Building networks of trust are slow and difficult.

Seems like in other non-U.S. countries are more aware of when the threats include potential loss of life. E.g. groups in India who are gathering information about Rohinga, even if they are very non-technical, are super careful with that data because it could be life threatening.

Also though, differs in the U.S. between black/white privileged/not. More about person's context than just national.

We're all probably not paranoid enough. And, if a state-level actor wants to put you under active surveillance, you're owned. *BUT*, putting one person under *active* surveillance takes about 40 highly trained people to do. Rarely done -- e.g. terrorist attack in UK, person was flying ISIS flags and threatening an attack, but was still not under active surveillance. So we should still resist and not just give up.

The U.S. gov't is collecting massive amounts of surveillance data passively, but it's so much they can't actually make use of it mostly.

1 rule: don't ever post anything online which is illegal. Obvious, but makes it super easy for them to get you.

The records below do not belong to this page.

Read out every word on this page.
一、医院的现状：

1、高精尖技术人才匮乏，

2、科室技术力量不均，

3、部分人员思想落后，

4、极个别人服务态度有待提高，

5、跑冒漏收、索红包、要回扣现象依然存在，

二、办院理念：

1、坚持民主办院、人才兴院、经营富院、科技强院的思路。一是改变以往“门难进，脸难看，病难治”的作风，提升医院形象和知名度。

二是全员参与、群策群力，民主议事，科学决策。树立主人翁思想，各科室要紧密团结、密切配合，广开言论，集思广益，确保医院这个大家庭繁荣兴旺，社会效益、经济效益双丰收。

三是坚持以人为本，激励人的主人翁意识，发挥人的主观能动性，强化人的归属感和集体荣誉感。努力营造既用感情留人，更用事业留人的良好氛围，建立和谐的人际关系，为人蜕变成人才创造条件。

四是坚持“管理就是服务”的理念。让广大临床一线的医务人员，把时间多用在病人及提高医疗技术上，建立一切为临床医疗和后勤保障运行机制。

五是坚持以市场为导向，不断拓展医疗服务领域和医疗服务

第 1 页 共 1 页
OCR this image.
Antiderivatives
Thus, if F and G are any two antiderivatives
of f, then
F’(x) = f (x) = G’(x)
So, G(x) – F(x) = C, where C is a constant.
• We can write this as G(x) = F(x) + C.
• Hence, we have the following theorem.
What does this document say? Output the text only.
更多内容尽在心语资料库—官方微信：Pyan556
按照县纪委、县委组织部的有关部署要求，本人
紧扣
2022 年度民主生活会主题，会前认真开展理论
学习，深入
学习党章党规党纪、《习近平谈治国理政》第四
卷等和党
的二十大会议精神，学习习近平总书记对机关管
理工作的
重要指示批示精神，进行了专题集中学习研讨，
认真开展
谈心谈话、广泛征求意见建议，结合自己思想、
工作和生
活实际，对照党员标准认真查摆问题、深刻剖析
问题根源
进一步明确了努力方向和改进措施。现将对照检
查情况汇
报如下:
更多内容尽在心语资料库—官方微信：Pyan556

If you're using a burner phone, it's really easy for the gov't to know that Person X is using burner phone Y. The way they figure it out is by looking at patterns -- every seven days a new one pops up in the same location or the same radius around your home. That's you, switching burner phones.

Have to set up false patterns -- e.g. move around to neighborhoods where you DON'T actually work or live and use the phone there, is an example of how to lay down a false pattern.


Overall security threat modelling approach:


Assets, Adversaries, what could they do, what is the likelihood they would do it, what am I willing to do to prevent that

We sometimes focus all on the craziest, high-tech problems, rather than "security hygiene" -- make a habit of doing the standard normal things well and reliably (e.g. don't keep data about people around any longer than you need. making Signal your default messaging.)